Arts Publications
Topic: RSS Feed"Mabe's disease"
Southern Quarterly, Summer 2003 by Klemmer, Philip Sr, Klemmer, Philip Jr
EACH YEAR I SURVEY MY NEW RESIDENTS to find out why they chose a career in medicine. Indeed, this same question is likely to haunt them during many a late and lonely night on-call, so I figure that they better come to terms with such existential musings. The answers are consistent and predictable. Most young doctors invoke a desire to help others. Of course, my residents tell me what they're supposed to tell me-it's a line that was around long before my days as a medical student, a belief that has almost survived this current age of cynicism.
Most doctors are good people. I have no scandal or intrigue to report from within the hallowed halls of healing. I do believe, however, that none of us may found his hopes for a happy and enlightening career solely on his ability to help others. As long as there are diseases beyond our power and biological mysteries beyond our understanding, a doctor must seek further fulfillment.
During the summer of 1977 I had just come on junior faculty at the University School of Medicine. The emergency room resident had asked me to evaluate a new patient's kidney dysfunction and hypertension. I found Miss Mabe behind the curtain in examining room #10. I didn't need to review her chart, however, to ascertain the true reason for Miss Mabe's emergency room visit. The young woman's face was locked in a mask of chronic pain and despair, its psychological twin. Bodily pain occurs for a reason; it's an alarm that notifies our brain of somatic malfunction, invasion, or external harm. Where did she hurt? Everywhere-arms, legs, hips, hands, back, feet-tone pain.
I leafed through the ream of records that I inherited from her family doctor. Miss Mabe had been ill for over a year when she quit searching for answers and relief at a Buncombe County hospital where she worked as an obstetrical nurse. Her file included a series of x-rays. Surely these would illuminate Miss Mabe's mysterious malady and the cause of her pain. Yet her bones looked perfect-well mineralized, as solid as Doric columns. Likewise, her pelvis and vertebrae were free of any abnormality. Whatever disease had afflicted these bones had left no fingerprints at the scene of the crime.
My boss and mentor Dr. McKnitt had practiced medicine before the age of CAT scans, MRIs, and anemia-inducing blood-work. His credo: when searching for a diagnosis, a doctor must first obtain a thorough personal history and perform a careful physical examination. The difference between McKnitt's method and the modern reliance on complicated (and expensive) testing is like the difference between fishing with a hook and fishing with a net. With one you catch a single fish while with the other you risk dredging up the entire ocean floor. I'm no technophobe; in fact, I have welcomed new instruments and laboratory tests into my diagnostic arsenal. My learning curve with gadgets, however, remains hopelessly flat. Last year one of my renal fellows, Jay, gave me his old Palm Pilot that is either broken or very difficult to turn on. I finally exchanged it for a "pad-pilot," a small notebook disguised as a PDA (this way, I can still blend in with the younger crowd during rounds).
When I first arrived at the University in '72 with an invading horde of Yankee medical school graduates, we were given a crash-course in local culture and dialect. I received a small, blue "North Carolina Medical Dictionary" that included such conditions as "Fireballs of the Eucharist" (fibroids of the uterus), "Smiling Mighty Jesus" (spinal meningitis), and "Roaches of the Liver" (cirrhosis). Since I never heard any of these terms actually used, I suspect someone was just trying to haze us northerners. I did, however, hear country folk refer to a small swelling as a "risin'" and a larger one as a "pone" (these are both are baking terms, I believe). I also discovered that North Carolinians are some of the best people around. Dr. McKnitt's understated brilliance, his quiet understanding befit the state whose motto is "esse quam videri" (to be rather than to seem).
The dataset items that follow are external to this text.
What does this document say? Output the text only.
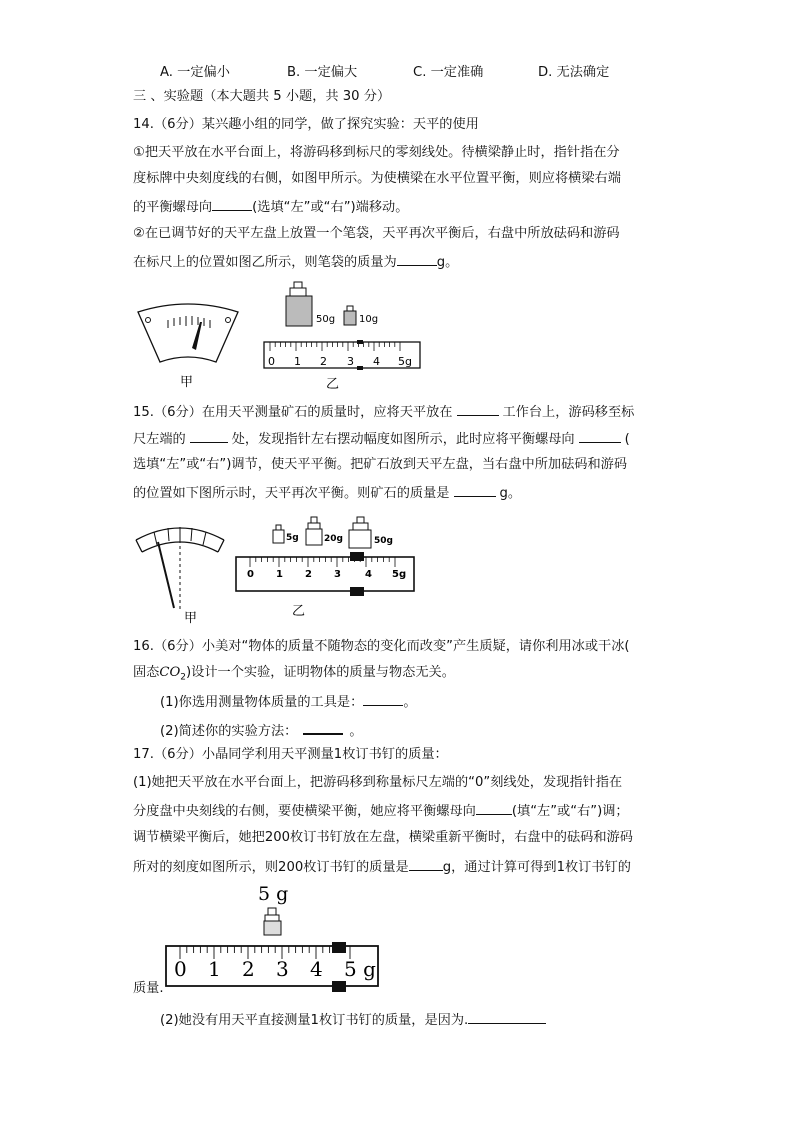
A. 一定偏小	B. 一定偏大	C. 一定准确	D. 无法确定
三 、实验题（本大题共 5 小题，共 30 分）
14.（6分）某兴趣小组的同学，做了探究实验：天平的使用
①把天平放在水平台面上，将游码移到标尺的零刻线处。待横梁静止时，指针指在分
度标牌中央刻度线的右侧，如图甲所示。为使横梁在水平位置平衡，则应将横梁右端
的平衡螺母向	(选填“左”或“右”)端移动。
②在已调节好的天平左盘上放置一个笔袋，天平再次平衡后，右盘中所放砝码和游码
在标尺上的位置如图乙所示，则笔袋的质量为	g。
甲
50g 10g
0 1 2 3 4 5g
乙
15.（6分）在用天平测量矿石的质量时，应将天平放在	工作台上，游码移至标
尺左端的	处，发现指针左右摆动幅度如图所示，此时应将平衡螺母向	(
选填“左”或“右”)调节，使天平平衡。把矿石放到天平左盘，当右盘中所加砝码和游码
的位置如下图所示时，天平再次平衡。则矿石的质量是	g。
甲
5g	20g	50g
0 1 2 3 4 5g
乙
16.（6分）小美对“物体的质量不随物态的变化而改变”产生质疑，请你利用冰或干冰(
固态$CO_2$)设计一个实验，证明物体的质量与物态无关。
(1)你选用测量物体质量的工具是：	。
(2)简述你的实验方法：	。
17.（6分）小晶同学利用天平测量1枚订书钉的质量：
(1)她把天平放在水平台面上，把游码移到称量标尺左端的“0”刻线处，发现指针指在
分度盘中央刻线的右侧，要使横梁平衡，她应将平衡螺母向	(填“左”或“右”)调；
调节横梁平衡后，她把200枚订书钉放在左盘，横梁重新平衡时，右盘中的砝码和游码
所对的刻度如图所示，则200枚订书钉的质量是	g，通过计算可得到1枚订书钉的
5 g
0 1 2 3 4 5 g
质量.
(2)她没有用天平直接测量1枚订书钉的质量，是因为.
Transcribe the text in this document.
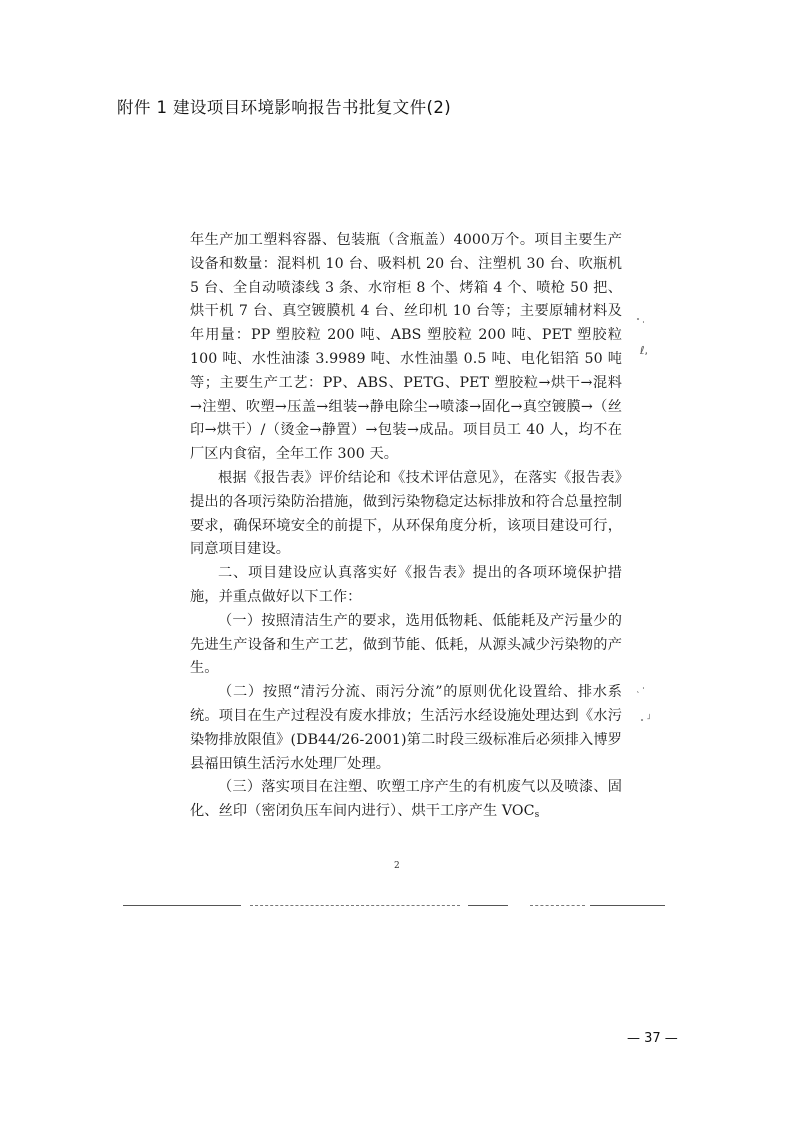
附件 1 建设项目环境影响报告书批复文件(2)

年生产加工塑料容器、包装瓶（含瓶盖）4000万个。项目主要生产设备和数量：混料机 10 台、吸料机 20 台、注塑机 30 台、吹瓶机 5 台、全自动喷漆线 3 条、水帘柜 8 个、烤箱 4 个、喷枪 50 把、烘干机 7 台、真空镀膜机 4 台、丝印机 10 台等；主要原辅材料及年用量：PP 塑胶粒 200 吨、ABS 塑胶粒 200 吨、PET 塑胶粒 100 吨、水性油漆 3.9989 吨、水性油墨 0.5 吨、电化铝箔 50 吨等；主要生产工艺：PP、ABS、PETG、PET 塑胶粒→烘干→混料→注塑、吹塑→压盖→组装→静电除尘→喷漆→固化→真空镀膜→（丝印→烘干）/（烫金→静置）→包装→成品。项目员工 40 人，均不在厂区内食宿，全年工作 300 天。

根据《报告表》评价结论和《技术评估意见》，在落实《报告表》提出的各项污染防治措施，做到污染物稳定达标排放和符合总量控制要求，确保环境安全的前提下，从环保角度分析，该项目建设可行，同意项目建设。

二、项目建设应认真落实好《报告表》提出的各项环境保护措施，并重点做好以下工作：

（一）按照清洁生产的要求，选用低物耗、低能耗及产污量少的先进生产设备和生产工艺，做到节能、低耗，从源头减少污染物的产生。

（二）按照“清污分流、雨污分流”的原则优化设置给、排水系统。项目在生产过程没有废水排放；生活污水经设施处理达到《水污染物排放限值》(DB44/26-2001)第二时段三级标准后必须排入博罗县福田镇生活污水处理厂处理。

（三）落实项目在注塑、吹塑工序产生的有机废气以及喷漆、固化、丝印（密闭负压车间内进行）、烘干工序产生 $VOC_s$

2
˚ ˒
ℓ,
˛ ˒
˳ ˩
— 37 —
Back to 1977: heeding my mentor's advice, I dug for more history from the patient. Miss Mabe did not take medications, she did not smoke, nor did she drink. I didn't actually inquire about the booze, but like a good, southern lady, she responded to my tobacco question with an unsolicited answer about alcohol, assuming that I was searching for sinful behavior rather than a medical diagnosis.
I admitted Miss Mabe to the hospital, figuring that observation might provide some clue as to the nature of her illness. She experienced no fever or weight loss, symptoms that might have portended malignancy or infection. Her thyroid gland was enlarged and blood testing confirmed thyroid hormone deficiency-hypothyroidism. Her fingers were painful and swollen, not at joints, but rather along the shafts of her bones, while her blood pressure remained high and her kidney function sputtered along at 50% of normal. Typically, defining the relationship between blood pressure and kidney function poses a "chicken-and-egg" conundrum. The loss of kidney function could easily result in hypertension, just as high blood pressure may damage the kidney. Causality is key, in medicine as in physics.